Hans Platzgumer, Kopf der famosen Rock-Formation H.P. Zinker, schlägt mit seinem ersten echten Solo-Album einen unerwarteten Haken. Wohin auch immer.
HP ist nicht mehr Innsbrucks größter Sohn in Amerika. HPZ (die Band) dürfte Geschichte sein, Hans ist nach Hamburg gezogen. Schon vor Monaten mehrten sich die Gerüchte, daß "der Platzgumer jetzt Trip-Hop mit deutschen Texten macht". Wahr und falsch. Texte (in Deutsch, soviel "wahr") finden sich nur auf vier von elf Stücken. "Trip-Hop" aber ist ein vollkommen untaugliches Label für den Sound von "Aura Anthropica". H.P. ist nicht mehr Gitarrengott, aber er ist auch nicht "Tricky II". Hamburg, nicht Bristol.
"Aura" ist eine eigenartige CD. Sie erwischt jeden, der die früheren Platten schätzt, auf dem falschen Fuß. Jede Erwartungshaltung wird so gründlich über den Haufen geworfen, daß erstmal mehrere Durchläufe erforderlich sind, um gedanklich das vom Tisch zu wischen, was da mal war.
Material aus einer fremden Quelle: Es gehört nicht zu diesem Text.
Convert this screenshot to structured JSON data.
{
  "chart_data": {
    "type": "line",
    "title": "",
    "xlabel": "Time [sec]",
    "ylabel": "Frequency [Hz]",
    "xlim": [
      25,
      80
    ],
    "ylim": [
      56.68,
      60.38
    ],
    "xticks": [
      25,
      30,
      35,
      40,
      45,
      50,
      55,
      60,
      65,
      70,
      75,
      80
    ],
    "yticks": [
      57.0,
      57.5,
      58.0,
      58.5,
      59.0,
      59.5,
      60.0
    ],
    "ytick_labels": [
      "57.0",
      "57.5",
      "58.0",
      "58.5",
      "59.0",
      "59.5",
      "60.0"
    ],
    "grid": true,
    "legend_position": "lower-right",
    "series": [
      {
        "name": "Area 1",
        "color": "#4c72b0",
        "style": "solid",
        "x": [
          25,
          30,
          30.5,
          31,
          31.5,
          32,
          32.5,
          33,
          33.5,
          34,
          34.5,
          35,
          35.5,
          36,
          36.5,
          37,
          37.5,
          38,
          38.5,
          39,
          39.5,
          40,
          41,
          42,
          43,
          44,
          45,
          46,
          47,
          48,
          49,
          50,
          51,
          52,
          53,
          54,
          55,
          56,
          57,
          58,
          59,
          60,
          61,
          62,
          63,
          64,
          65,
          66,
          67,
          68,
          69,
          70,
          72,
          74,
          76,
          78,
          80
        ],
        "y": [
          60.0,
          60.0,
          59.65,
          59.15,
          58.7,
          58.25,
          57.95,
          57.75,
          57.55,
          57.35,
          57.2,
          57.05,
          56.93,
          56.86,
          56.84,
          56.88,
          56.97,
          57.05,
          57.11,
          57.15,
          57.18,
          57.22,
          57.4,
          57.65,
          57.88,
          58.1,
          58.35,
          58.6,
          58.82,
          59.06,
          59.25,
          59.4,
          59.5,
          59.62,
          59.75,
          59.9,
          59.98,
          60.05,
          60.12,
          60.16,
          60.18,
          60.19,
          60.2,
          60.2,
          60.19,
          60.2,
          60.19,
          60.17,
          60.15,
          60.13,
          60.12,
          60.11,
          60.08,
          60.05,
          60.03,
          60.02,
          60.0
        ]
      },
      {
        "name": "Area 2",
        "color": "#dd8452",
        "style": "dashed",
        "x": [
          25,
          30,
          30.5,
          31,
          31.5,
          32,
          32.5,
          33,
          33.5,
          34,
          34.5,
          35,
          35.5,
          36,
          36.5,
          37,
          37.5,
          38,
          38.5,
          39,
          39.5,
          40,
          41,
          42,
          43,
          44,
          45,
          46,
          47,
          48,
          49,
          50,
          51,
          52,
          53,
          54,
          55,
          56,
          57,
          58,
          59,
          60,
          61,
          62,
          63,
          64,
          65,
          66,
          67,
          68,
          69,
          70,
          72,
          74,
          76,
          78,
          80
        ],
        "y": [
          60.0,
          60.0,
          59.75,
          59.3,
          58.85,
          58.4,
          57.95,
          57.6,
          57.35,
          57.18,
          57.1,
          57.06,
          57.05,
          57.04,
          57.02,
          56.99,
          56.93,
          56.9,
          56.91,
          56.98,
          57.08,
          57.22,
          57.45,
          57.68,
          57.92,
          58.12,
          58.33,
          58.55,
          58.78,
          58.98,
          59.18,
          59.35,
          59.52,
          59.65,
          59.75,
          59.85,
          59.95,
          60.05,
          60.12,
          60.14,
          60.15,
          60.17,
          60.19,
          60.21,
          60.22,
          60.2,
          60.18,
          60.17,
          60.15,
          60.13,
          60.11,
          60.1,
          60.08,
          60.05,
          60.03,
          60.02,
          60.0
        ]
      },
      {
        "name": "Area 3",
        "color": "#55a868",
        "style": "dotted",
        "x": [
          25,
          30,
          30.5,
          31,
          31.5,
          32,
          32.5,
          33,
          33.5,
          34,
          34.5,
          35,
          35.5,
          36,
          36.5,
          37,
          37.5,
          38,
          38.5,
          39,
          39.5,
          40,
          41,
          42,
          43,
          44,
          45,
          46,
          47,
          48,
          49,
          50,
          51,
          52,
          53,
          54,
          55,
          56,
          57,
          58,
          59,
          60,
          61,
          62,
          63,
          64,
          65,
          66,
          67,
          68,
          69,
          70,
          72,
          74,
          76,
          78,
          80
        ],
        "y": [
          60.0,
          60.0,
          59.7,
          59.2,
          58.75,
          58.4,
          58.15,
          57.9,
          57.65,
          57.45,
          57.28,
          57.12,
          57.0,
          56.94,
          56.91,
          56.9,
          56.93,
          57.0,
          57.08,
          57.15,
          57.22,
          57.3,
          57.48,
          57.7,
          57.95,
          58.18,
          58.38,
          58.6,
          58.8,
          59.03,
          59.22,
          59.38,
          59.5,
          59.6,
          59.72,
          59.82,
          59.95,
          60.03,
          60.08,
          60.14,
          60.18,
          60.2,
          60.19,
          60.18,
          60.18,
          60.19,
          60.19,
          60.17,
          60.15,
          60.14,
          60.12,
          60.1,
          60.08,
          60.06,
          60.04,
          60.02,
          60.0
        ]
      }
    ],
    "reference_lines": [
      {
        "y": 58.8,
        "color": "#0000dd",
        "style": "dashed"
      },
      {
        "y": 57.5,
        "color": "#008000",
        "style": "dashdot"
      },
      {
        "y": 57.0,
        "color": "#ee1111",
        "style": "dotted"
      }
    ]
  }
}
Kein Rock, keine Lautstärke, kaum Gitarren und schon gar keine Liebeslieder mehr. Computer-Loops und Behutsamkeit, Sphärisches und Kiffer-Ästhetik statt Brachial-Riffs und "Sunshine". Tolle Töne, allemal, jenseits jeder modischen Anbiederung. Anders als früher, fürwahr, aber auch anders als alle anderen. HP spielt nach wie vor in seiner eigenen Liga, und er hat vollkommen neue Spielregeln festgelegt. Bei der Musik, bei den Texten.
Die vier Songs ("Dann = Schluß", "Binnenland", Blindes Volk" und "Dreckschwein") verfolgen eine klare Linie: Abrechnung mit der Heimat, dem "Binnenland", wo "man sich schwer tut, die Ferne zu verstehen", einem "die laxe Art schon in die Wiege gelegt" ist, wo "nur lauwarm gekocht wird", jeder "jammert und raunzt" und "Dreckschwein H." die "braune Brut" hinter sich weiß. Bitterböse, angewidert prügelt Platzgumer auf Österreich ein, mitleidslos wird hier eine offensichtlich offene Rechnung beglichen. So weit, so konsequent (und, leider: so weit, so stereotyp).
Was da bleibt, unter´m Strich? Ein wundersames, wunderbares Album, ein Geschenk, wie alles, was so wohlklingend gegen den Strom schwimmt. Über die Texte ließe sich manch interessanter Diskurs führen, aber die Musik entzieht sich jeder Debatte: schlichte Schönheit.